Gabon : les limites de la contestation politique face aux dérives verbales

Gabon : les limites de la contestation politique face aux dérives verbales

La frontière entre engagement civique et propos outrageants se réduit chaque jour davantage. Geoffroy Foumboula Libeka Makosso, figure majeure de la société civile gabonaise, a tiré la sonnette d’alarme lors d’une conférence de presse organisée à Libreville. Le leader associatif a fermement condamné les attaques verbales récentes visant le président Brice Clotaire Oligui Nguema, son épouse ainsi que sa mère, attribuées à certains activistes exilés. Il rappelle avec force que la contestation politique doit s’exercer dans le respect des règles, sans basculer dans l’injure ou la diffamation.

Les dernières déclarations attribuées à un activiste surnommé « Lanlaire » ont particulièrement retenu son attention. Pour Geoffroy Foumboula Libeka Makosso, ces propos dépassent largement le cadre légitime du débat public. Selon lui, la critique des institutions et de leurs représentants est une chose, mais l’outrage et l’insulte en sont une autre. Il insiste : « L’insulte, la diffamation, l’outrage ne constituent pas des manifestations de la liberté d’expression, mais des délits punis par la loi ».

Quand la contestation devient-elle une infraction ?

Geoffroy Foumboula Libeka Makosso revient sur son propre parcours militant pour illustrer sa position. Son engagement s’est toujours appuyé sur des actions concrètes : plaidoyers, prises de parole publiques, et, le cas échéant, recours aux tribunaux. Pour lui, l’opposition aux idées ne justifie en aucun cas le recours à l’humiliation ou à l’agression verbale. Il rappelle que la transition politique en cours au Gabon ne doit pas être interprétée comme une période d’impunité pour les excès verbaux.

Selon lui, la restauration de l’ordre constitutionnel passe nécessairement par le respect des règles de droit. « La volonté de réconciliation ne saurait être un blanc-seing accordé aux dérives », déclare-t-il. Il appelle ainsi à une application stricte de la loi lorsque des infractions sont caractérisées, sans se contenter de condamnations symboliques.

Des activistes dans l’orbite du pouvoir : une proximité dangereuse ?

Geoffroy Foumboula Libeka Makosso ne se contente pas de critiquer les auteurs des propos outrageants. Il interpelle également les autorités sur les relations ambiguës qu’elles entretiennent avec certains activistes de la diaspora. Ces derniers, connus pour leurs attaques virulentes contre le pouvoir, bénéficieraient, selon lui, d’une attention particulière de la part des institutions.

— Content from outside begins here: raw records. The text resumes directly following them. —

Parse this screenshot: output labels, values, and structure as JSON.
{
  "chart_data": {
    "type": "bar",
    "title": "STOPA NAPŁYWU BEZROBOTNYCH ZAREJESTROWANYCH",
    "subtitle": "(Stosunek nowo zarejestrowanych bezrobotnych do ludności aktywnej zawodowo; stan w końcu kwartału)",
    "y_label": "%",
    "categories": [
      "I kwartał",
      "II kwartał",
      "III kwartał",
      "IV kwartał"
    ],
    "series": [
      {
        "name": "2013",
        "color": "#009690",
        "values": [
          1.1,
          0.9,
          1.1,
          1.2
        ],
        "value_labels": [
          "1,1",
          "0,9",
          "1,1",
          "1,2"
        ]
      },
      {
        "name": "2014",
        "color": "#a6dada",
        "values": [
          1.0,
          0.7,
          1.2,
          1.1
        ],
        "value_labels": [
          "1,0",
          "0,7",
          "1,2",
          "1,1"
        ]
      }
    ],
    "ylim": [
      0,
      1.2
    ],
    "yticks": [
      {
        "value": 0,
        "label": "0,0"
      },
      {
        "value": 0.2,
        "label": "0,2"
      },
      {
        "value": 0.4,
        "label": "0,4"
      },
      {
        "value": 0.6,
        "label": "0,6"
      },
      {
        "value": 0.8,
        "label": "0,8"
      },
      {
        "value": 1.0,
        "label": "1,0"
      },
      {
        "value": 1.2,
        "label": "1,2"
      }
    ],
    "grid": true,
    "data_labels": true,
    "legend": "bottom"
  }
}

Il évoque notamment des invitations officielles au Gabon, des apparitions dans les médias publics, voire des rencontres lors de déplacements présidentiels.

L’intéressé a également rapporté des allégations selon lesquelles un activiste aurait reçu une somme importante de la part d’un membre de la délégation présidentielle pour tenir des propos hostiles envers le chef de l’État. Ces déclarations, non vérifiées judiciairement, soulèvent des questions sur d’éventuelles manipulations ou conflits d’intérêts.

Pour une démocratie apaisée : la fin des privilèges verbaux

Geoffroy Foumboula Libeka Makosso exige une clarification immédiate de la part de la présidence et de ses collaborateurs. Il dénonce une « trop grande proximité » avec des activistes dont les seuls « états de service » seraient les insultes et les provocations. Selon lui, cette indulgence pourrait donner l’impression que l’outrance est un moyen d’accéder à la visibilité ou même aux cercles du pouvoir.

Il met en garde contre les risques d’une telle situation : le sentiment d’impunité chez les auteurs de dérives, la banalisation de l’outrage, et la dégradation de l’image de la République. Pour éviter ces écueils, il appelle à des poursuites judiciaires systématiques contre les auteurs d’infractions caractérisées. Il invite également les citoyens à jouer un rôle actif en refusant de relayer ou de légitimer ces propos injurieux, notamment sur les réseaux sociaux.

La liberté d’expression ne doit pas devenir une licence

Geoffroy Foumboula Libeka Makosso rappelle que la liberté d’expression est un pilier essentiel de la démocratie, même lorsqu’elle dérange. Cependant, elle ne saurait servir de paravent à des comportements délictueux. La critique du pouvoir est légitime, mais elle doit s’inscrire dans le respect des lois. Pour lui, le débat démocratique ne peut prospérer que si chacun assume les conséquences de ses propos.

Il conclut en appelant à un débat public de qualité, où les idées s’affrontent sans que les personnes ne soient prises pour cible. Car, selon lui, « critiquer relève du débat démocratique ; l’éventuelle infraction, elle, relève du juge ».